We all dwell upon the past, try to live in the present and worry about the future. Well what if technology can look into your past and present and predict the future and enable you to just live. Predictive Analytics can do just that and more and can make a significant difference to your business.
The Insurance industry being extremely data intensive is one of the key customers for Analytics & Big Data. In today’s times insurance companies have to deal with exponentially multiplying data by the year. Predictive Analytics too finds big opportunity in Insurance and could be one of the key differentiators between these companies. This technology is one that really fascinated me and I was really keen to understand how this works.
Predictive Analytics is basically use of certain sophisticated statistical and analytical techniques such as advanced regression, time-series model, etc. to develop models that predict future events or behaviors. The form of these predictive models will vary depending on the behavior or event predicted. Most predictive models generate a score (such as a credit score), higher the score the greater probability of the behavior or event occurring. The technology looks into data from multiple sources Data Mining is a key component of predictive analytics which includes analysis of data to identify patterns and relationships.

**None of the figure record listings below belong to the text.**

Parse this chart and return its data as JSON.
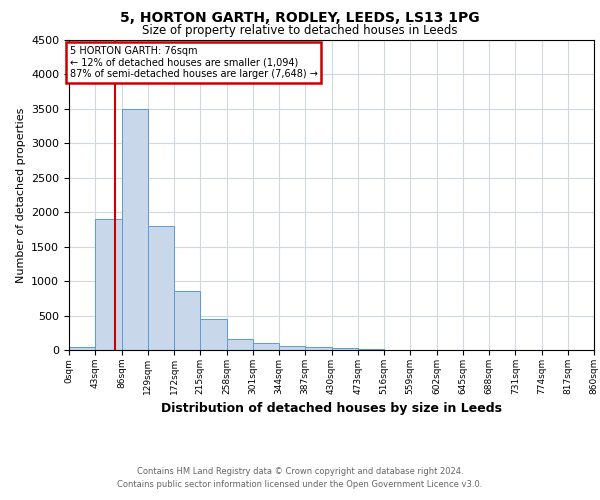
{
  "title1": "5, HORTON GARTH, RODLEY, LEEDS, LS13 1PG",
  "title2": "Size of property relative to detached houses in Leeds",
  "xlabel": "Distribution of detached houses by size in Leeds",
  "ylabel": "Number of detached properties",
  "bin_edges": [
    0,
    43,
    86,
    129,
    172,
    215,
    258,
    301,
    344,
    387,
    430,
    473,
    516,
    559,
    602,
    645,
    688,
    731,
    774,
    817,
    860
  ],
  "bar_heights": [
    50,
    1900,
    3500,
    1800,
    850,
    450,
    160,
    100,
    60,
    40,
    30,
    20,
    0,
    0,
    0,
    0,
    0,
    0,
    0,
    0
  ],
  "bar_color": "#c8d8ea",
  "bar_edge_color": "#5b9bd5",
  "property_size": 76,
  "annotation_title": "5 HORTON GARTH: 76sqm",
  "annotation_line1": "← 12% of detached houses are smaller (1,094)",
  "annotation_line2": "87% of semi-detached houses are larger (7,648) →",
  "annotation_box_facecolor": "#ffffff",
  "annotation_box_edgecolor": "#cc0000",
  "vline_color": "#cc0000",
  "ylim": [
    0,
    4500
  ],
  "xlim": [
    0,
    860
  ],
  "bin_width": 43,
  "tick_labels": [
    "0sqm",
    "43sqm",
    "86sqm",
    "129sqm",
    "172sqm",
    "215sqm",
    "258sqm",
    "301sqm",
    "344sqm",
    "387sqm",
    "430sqm",
    "473sqm",
    "516sqm",
    "559sqm",
    "602sqm",
    "645sqm",
    "688sqm",
    "731sqm",
    "774sqm",
    "817sqm",
    "860sqm"
  ],
  "footnote1": "Contains HM Land Registry data © Crown copyright and database right 2024.",
  "footnote2": "Contains public sector information licensed under the Open Government Licence v3.0.",
  "background_color": "#ffffff",
  "grid_color": "#d0d8e0",
  "title1_fontsize": 10,
  "title2_fontsize": 8.5,
  "xlabel_fontsize": 9,
  "ylabel_fontsize": 8,
  "tick_fontsize": 6.5,
  "footnote_fontsize": 6,
  "footnote_color": "#666666",
  "annotation_fontsize": 7
}
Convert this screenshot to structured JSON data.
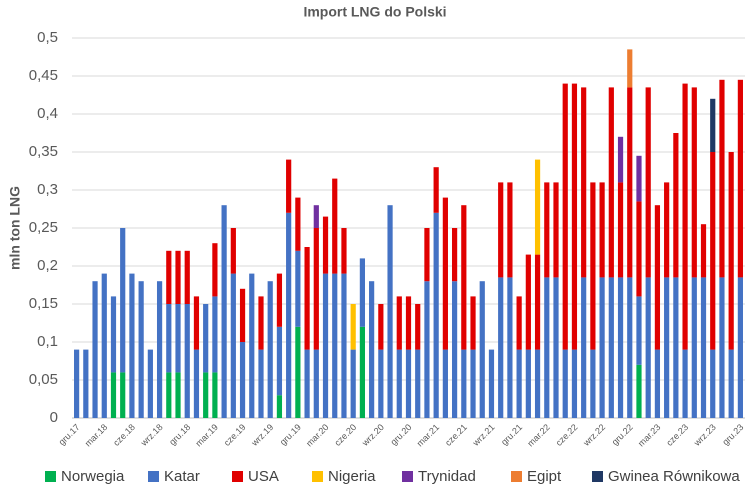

Well impressive though it may sound, how much of a difference can Predictive actually make? A lot actually, at least to start with. It has key applications in Underwriting, Marketing, Claims, etc. For starters, in Underwriting it offers more than automated Underwriting and Straight Through Processing and automates underwriting by applying business rules. For example, based on a pre-determined model score, it will filter out applicants who do not meet the score. It can create real-time insights, helping fine-tune products to meet evolving customer needs, predict future losses and price the products against those losses and much more. For marketers, it can identify potential customers for different product line and analyze purchasing patterns of customers and thereby increase Hit Ratio and Retention Ratio. Not to forget its biggest advantage is probably in Claims which is a key area for Insurers and it can be pretty effective in identifying fraudulent claims. It scores claims based on likely size of settlement enabling insurer to more efficiently allocate resources to higher priority claims.
Now the question of accuracy is what lingers in my mind and I am sure it does in most Insurers’ minds too. Yes technology is also not fool proof, it can make mistakes but the whole point is to minimize them and make a start for a more secure future. How good are companies doing today without it anyways? When you can at least guarantee 80-90% of the predicted output why not give it a try. Am sure as it evolves, the accuracy will only increase and in times to come I am sure it will be used to predict everything from sales to profit margins to solvency to investments etc. It could become a one shop stop for actuaries, underwriters and policymakers to help carry out their daily activities and will ultimately become an addiction.
This is the Predictive advantage that I see and I hope will be widely adopted by Insurers in the recent future. It has been accepted much more in the west but is yet to generate much interest in developing economies such as India.
Hopefully the prediction will see traction and turn into an addiction soon.